Dear Amelia,
It's been a month since I've last seen you. I miss you. I'm not saying I want to rekindle whatever we had. I'm not saying I want you back, because God, I know you don't want me. I'm just saying...I miss you. I miss driving around the neighborhood at 2 a.m. and not stopping until we saw daylight, I miss the electrifying feeling that flooded my body everytime I held your hand, I miss seeing how I genuinely made you happy even if it didn't last.
I was at the gas station last Wednesday and I ran into Rebecca. I remembered how you told me you hated her laugh. She said she missed seeing me whenever we would go over to her apartment for game night. I made her giggle when I told her that joke you always hated. She asked me out that day. For a second, I almost said yes. Not because I could see myself loving her, but because, just for a second, I saw your eyes in hers, and her glorifying smile reminding me of all the times we had been happy. I turned her down and left.
• • • • • • • • •
Dear Amelia,
It's been 6 months since I've seen the way your eyes dance whenever you laugh. Winter is coming to an end. It's that beautiful time of the year again when the leaves begin to grow again, and all the snow melts away revealing nothing but the buds of soon to be blossoming flowers. Spring has always been your favorite season.

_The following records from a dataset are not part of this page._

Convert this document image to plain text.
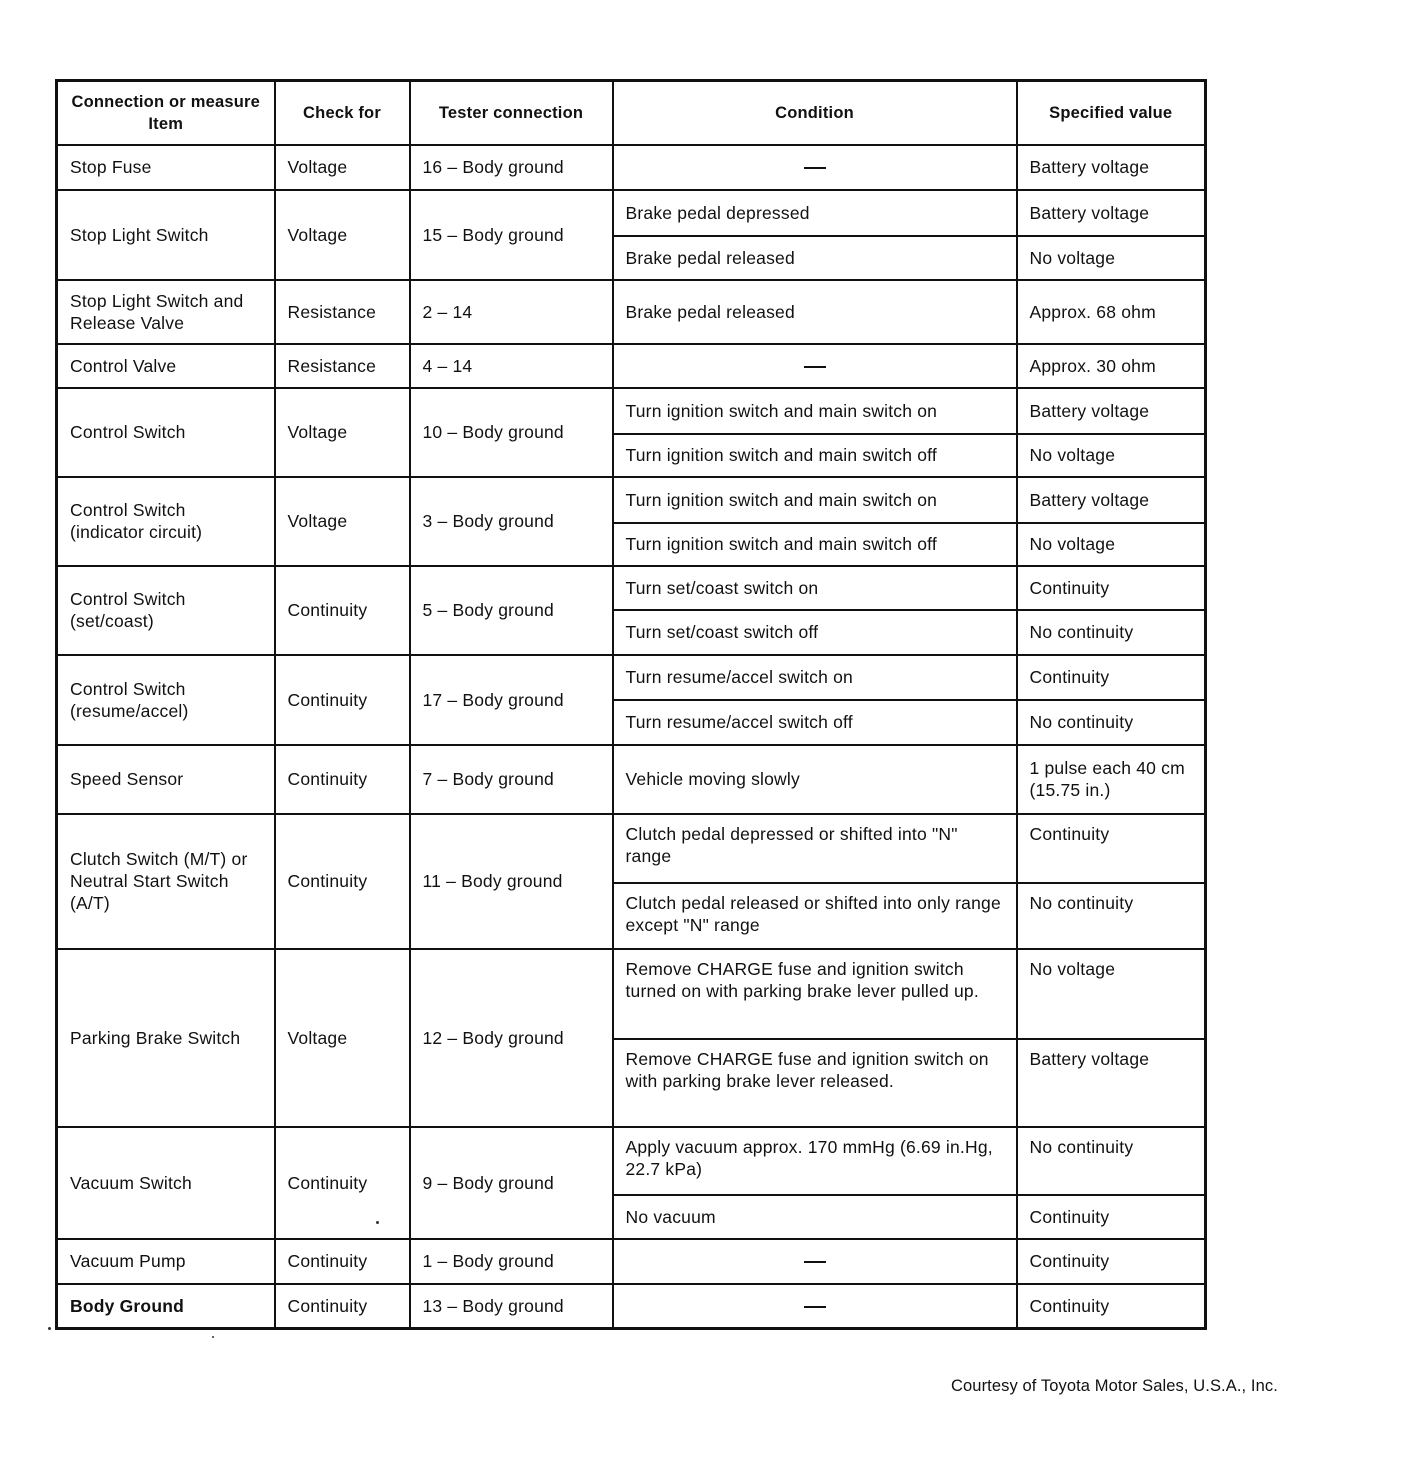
Connection or measure Item	Check for	Tester connection	Condition	Specified value
Stop Fuse	Voltage	16 – Body ground		Battery voltage
Stop Light Switch	Voltage	15 – Body ground	Brake pedal depressed	Battery voltage
			Brake pedal released	No voltage
Stop Light Switch and Release Valve	Resistance	2 – 14	Brake pedal released	Approx. 68 ohm
Control Valve	Resistance	4 – 14		Approx. 30 ohm
Control Switch	Voltage	10 – Body ground	Turn ignition switch and main switch on	Battery voltage
			Turn ignition switch and main switch off	No voltage
Control Switch (indicator circuit)	Voltage	3 – Body ground	Turn ignition switch and main switch on	Battery voltage
			Turn ignition switch and main switch off	No voltage
Control Switch (set/coast)	Continuity	5 – Body ground	Turn set/coast switch on	Continuity
			Turn set/coast switch off	No continuity
Control Switch (resume/accel)	Continuity	17 – Body ground	Turn resume/accel switch on	Continuity
			Turn resume/accel switch off	No continuity
Speed Sensor	Continuity	7 – Body ground	Vehicle moving slowly	1 pulse each 40 cm (15.75 in.)
Clutch Switch (M/T) or Neutral Start Switch (A/T)	Continuity	11 – Body ground	Clutch pedal depressed or shifted into "N" range	Continuity
			Clutch pedal released or shifted into only range except "N" range	No continuity
Parking Brake Switch	Voltage	12 – Body ground	Remove CHARGE fuse and ignition switch turned on with parking brake lever pulled up.	No voltage
			Remove CHARGE fuse and ignition switch on with parking brake lever released.	Battery voltage
Vacuum Switch	Continuity	9 – Body ground	Apply vacuum approx. 170 mmHg (6.69 in.Hg, 22.7 kPa)	No continuity
			No vacuum	Continuity
Vacuum Pump	Continuity	1 – Body ground		Continuity
Body Ground	Continuity	13 – Body ground		Continuity
Courtesy of Toyota Motor Sales, U.S.A., Inc.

As I was driving down the street this morning, I saw the park where I gave you that promise ring. It put a violent smirk on my face knowing that I had promised myself to a woman who didn't-couldn't- love me. I didn't care though. I loved you enough for the both of us. It's a shame that wasn't enough...• • • • • • • • •
Dear Amelia,
It's been a year since I've carried you home, after you couldn't even stand because you were so drunk. I let my beard grow in even though you said you've always hated it that long on me. I even found a new job. I'm teaching kindergarten and the kids seem to love me. You said you didn't want children, or not with me at least. My first day was Monday and I was so nervous, you should've seen me. I found that shirt that you said you loved on me and I tossed it to the back of my closet. I wished I could burn it, but it was all I had left of my late mother.
I think I might be forgetting some of the time we spent together. I don't know if it's because our relationship ended for what seems like a while ago, or if I'm just subliminally blocking it from my mind.
• • • • • • • • •
Dear Amelia,
Miss. Kennedy from across the hall asked me out today. I said yes. It may have been due to the fact she is everything you weren't. She laughs before I even get to the punchline, and my smile makes her smile. Her jet black hair reminds me of the night sky, and her eyes the stars. I know you would think that to be ridiculously tacky, and maybe it is. To be completely honest, I don't even care.
She always wears the color purple...purple is now my favorite color.
• • • • • • • • •
Dear Amelia,
Today is the last day I will be writing. I know this is the end because whenever I think of your menacing smirk it doesn't make me smile like it once did. It makes me hate myself thinking that when you came home in the middle of the night tipsy and barely standing I still tried to find the bright side in the situation.
When I think of you, all I remember is you getting mad at me for giving my sick mother more attention than you. I don't find myself making excuses for you anymore. Sometimes, I forget about you. Sometimes when I'm not thinking, I can barely even remember your name.Warmest Regards,
ElliotP.S. I don't miss you anymore, and I'm glad we both found happiness in our departure from one another.